Quello del “canale Arunzio” è in effetti un caso straordinario in termini di tecnologia ingegneristica. Scrive Francesco Proia, facendo riferimento al parallelismo con il più noto emissario di Claudio: “A differenza dell’emissario claudiano, ma anche di qualsiasi altra galleria costruita dai romani, il canale Arunzio venne costruito senza l’ausilio di pozzi verticali. Un progetto ingegneristico più unico che raro, insomma, di cui non si conoscono precedenti. I romani, infatti, usavano costruire le loro gallerie seguendo una traiettoria tracciata in superficie, sul cui tracciato venivano scavati dei pozzi verticali e discenderie, che servivano per far accedere le maestranze, le macchine e i macchinari, ma anche per consentire la ventilazione dei cantieri sotterranei e per far uscire il materiale di risulta degli scavi. Quello sotto il monte Arunzio, invece, venne realizzato senza pozzi verticali, ma solo con l’avanzamento simultaneo ai due lati del monte, fino alla ricongiunzione al centro“.

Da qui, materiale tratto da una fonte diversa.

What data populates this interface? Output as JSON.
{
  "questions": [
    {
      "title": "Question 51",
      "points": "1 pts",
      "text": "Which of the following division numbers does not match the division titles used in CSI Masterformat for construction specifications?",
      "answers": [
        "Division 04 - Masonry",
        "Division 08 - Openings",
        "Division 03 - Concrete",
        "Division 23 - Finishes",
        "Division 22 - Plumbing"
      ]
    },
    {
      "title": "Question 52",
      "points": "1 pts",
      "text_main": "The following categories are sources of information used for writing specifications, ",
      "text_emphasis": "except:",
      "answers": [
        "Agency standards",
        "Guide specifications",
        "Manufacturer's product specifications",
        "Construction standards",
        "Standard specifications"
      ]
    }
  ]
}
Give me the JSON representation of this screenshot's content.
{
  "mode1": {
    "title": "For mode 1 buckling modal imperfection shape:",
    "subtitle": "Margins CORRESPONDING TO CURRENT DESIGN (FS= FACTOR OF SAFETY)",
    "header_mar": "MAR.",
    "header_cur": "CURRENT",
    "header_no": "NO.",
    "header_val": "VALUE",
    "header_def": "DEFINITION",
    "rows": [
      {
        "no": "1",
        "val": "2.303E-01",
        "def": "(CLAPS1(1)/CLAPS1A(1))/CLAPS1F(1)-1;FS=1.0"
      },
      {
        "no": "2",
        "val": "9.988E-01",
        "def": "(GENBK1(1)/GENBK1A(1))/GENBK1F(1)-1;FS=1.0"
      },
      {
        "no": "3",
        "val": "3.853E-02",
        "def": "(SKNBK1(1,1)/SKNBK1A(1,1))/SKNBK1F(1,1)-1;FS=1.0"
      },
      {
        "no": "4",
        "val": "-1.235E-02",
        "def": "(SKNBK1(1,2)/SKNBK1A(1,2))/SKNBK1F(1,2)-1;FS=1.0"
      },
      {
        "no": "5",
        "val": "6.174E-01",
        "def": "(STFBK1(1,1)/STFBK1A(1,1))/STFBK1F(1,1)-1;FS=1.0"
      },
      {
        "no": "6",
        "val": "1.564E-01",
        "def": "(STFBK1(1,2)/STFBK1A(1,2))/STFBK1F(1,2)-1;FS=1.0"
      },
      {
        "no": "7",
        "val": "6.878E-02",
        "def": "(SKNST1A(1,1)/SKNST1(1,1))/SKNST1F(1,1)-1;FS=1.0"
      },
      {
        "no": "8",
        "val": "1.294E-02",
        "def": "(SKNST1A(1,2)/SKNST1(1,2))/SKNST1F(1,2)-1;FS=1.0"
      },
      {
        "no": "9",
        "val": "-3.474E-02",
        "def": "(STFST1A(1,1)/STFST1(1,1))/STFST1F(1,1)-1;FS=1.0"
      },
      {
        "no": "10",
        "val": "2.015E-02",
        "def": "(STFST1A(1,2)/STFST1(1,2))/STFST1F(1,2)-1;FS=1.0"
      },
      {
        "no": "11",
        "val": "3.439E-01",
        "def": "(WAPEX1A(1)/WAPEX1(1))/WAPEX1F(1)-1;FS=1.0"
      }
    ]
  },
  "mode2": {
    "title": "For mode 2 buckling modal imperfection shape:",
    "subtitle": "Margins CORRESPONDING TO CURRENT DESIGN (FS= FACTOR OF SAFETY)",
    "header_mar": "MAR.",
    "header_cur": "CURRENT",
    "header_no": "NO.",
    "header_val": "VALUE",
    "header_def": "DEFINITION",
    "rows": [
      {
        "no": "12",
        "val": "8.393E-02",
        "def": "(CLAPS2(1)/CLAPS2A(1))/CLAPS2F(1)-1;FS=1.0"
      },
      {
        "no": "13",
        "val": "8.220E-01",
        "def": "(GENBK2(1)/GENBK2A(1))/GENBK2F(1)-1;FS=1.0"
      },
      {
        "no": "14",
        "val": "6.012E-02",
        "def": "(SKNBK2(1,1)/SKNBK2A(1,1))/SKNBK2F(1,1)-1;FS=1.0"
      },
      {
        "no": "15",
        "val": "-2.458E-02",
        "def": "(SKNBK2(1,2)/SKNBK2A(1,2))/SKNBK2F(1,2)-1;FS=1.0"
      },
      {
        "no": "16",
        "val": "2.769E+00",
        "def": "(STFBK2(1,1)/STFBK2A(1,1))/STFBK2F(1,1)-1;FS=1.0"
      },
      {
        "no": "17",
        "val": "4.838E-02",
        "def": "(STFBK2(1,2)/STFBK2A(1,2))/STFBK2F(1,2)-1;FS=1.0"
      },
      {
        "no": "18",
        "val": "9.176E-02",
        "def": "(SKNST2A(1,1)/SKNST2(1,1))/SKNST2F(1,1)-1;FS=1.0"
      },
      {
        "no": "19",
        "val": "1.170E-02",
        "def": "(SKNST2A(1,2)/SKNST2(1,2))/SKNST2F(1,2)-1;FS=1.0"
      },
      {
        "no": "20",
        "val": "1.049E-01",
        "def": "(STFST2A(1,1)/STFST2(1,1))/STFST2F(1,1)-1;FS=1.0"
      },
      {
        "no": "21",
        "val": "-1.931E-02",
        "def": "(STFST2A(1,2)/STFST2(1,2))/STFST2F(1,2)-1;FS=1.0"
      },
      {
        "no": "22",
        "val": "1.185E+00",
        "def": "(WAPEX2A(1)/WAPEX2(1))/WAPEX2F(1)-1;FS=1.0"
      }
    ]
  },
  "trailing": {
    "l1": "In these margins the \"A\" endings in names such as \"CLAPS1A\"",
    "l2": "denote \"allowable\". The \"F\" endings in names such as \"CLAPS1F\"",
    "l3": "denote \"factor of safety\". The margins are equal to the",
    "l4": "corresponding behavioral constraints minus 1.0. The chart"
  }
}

In relazione allo scopo dell’opera, sembra che attualmente non esista risposta certa. Come scritto da Proia, “una delle ipotesi sostiene che ci fosse necessità di portare acqua potabile ai cantieri dell’emissario fucense, prendendola dalle fonti della sorgente Rio Sonno, situata nei pressi di Castellafiume; sembra però che l’acqua servisse anche per azionare le pompe idrauliche che servivano a portare a termine la faraonica opera dell’emissario di Claudio. A sostegno di questa ipotesi ci sono le date di costruzione dei due emissari, che sono sequenziali: dal 41 al 54 d.c. venne realizzato l’emissario dell’Arunzio, mentre dal 52 d.c. sono partiti i lavori per il prosciugamento del Fucino. Una seconda ipotesi, del tutto slegata al prosciugamento del Fucino, vuole che l’acquedotto sotterraneo portasse l’acqua ad una città poi scomparsa tra Luco dei Marsi ed Avezzano, o forse per l’irrigazione dei piani palentini“. Francesco Lolli, regio ispettore ai monumenti, nel 1913 sosteneva l’ipotesi che l’acquedotto proseguisse appunto oltre il Salviano per rifornire di acqua anche Angizia (Luco dei Marsi). Mentre però esistevano tracce di ruderi vicino a Cese, non vi sono riscontri archeologici della prosecuzione verso Angizia.

C’è da dire, a tale riguardo, che alcune delle ipotesi potrebbero tra loro coesistere, e che dunque il “traforetto” sia stato realizzato sia per irrigare i piani palentini e rifornire di acqua potabile i fontanili di Cese, sia per raggiungere il versante orientale del monte Salviano e/o coadiuvare l’opera di scavo dell’emissario fucense. In ogni caso, il canale conserva ancora oggi il proprio fascino, legato anche alle storie ed alle ipotesi che ruotano attorno.


Video del 2018 di Guglielmo Di Camillo, “Natura Abruzzo”

Video del 2012 di Fabio Venditti, “marsicalive”

[1] Probabilmente dal nome dell’ideatore, Lucio Arrunzio, che fu console nell’anno 6 d.C. e morì nel 37 d.C.. Stando a questa ipotesi, la realizzazione del canale fu avviata sotto Tiberio.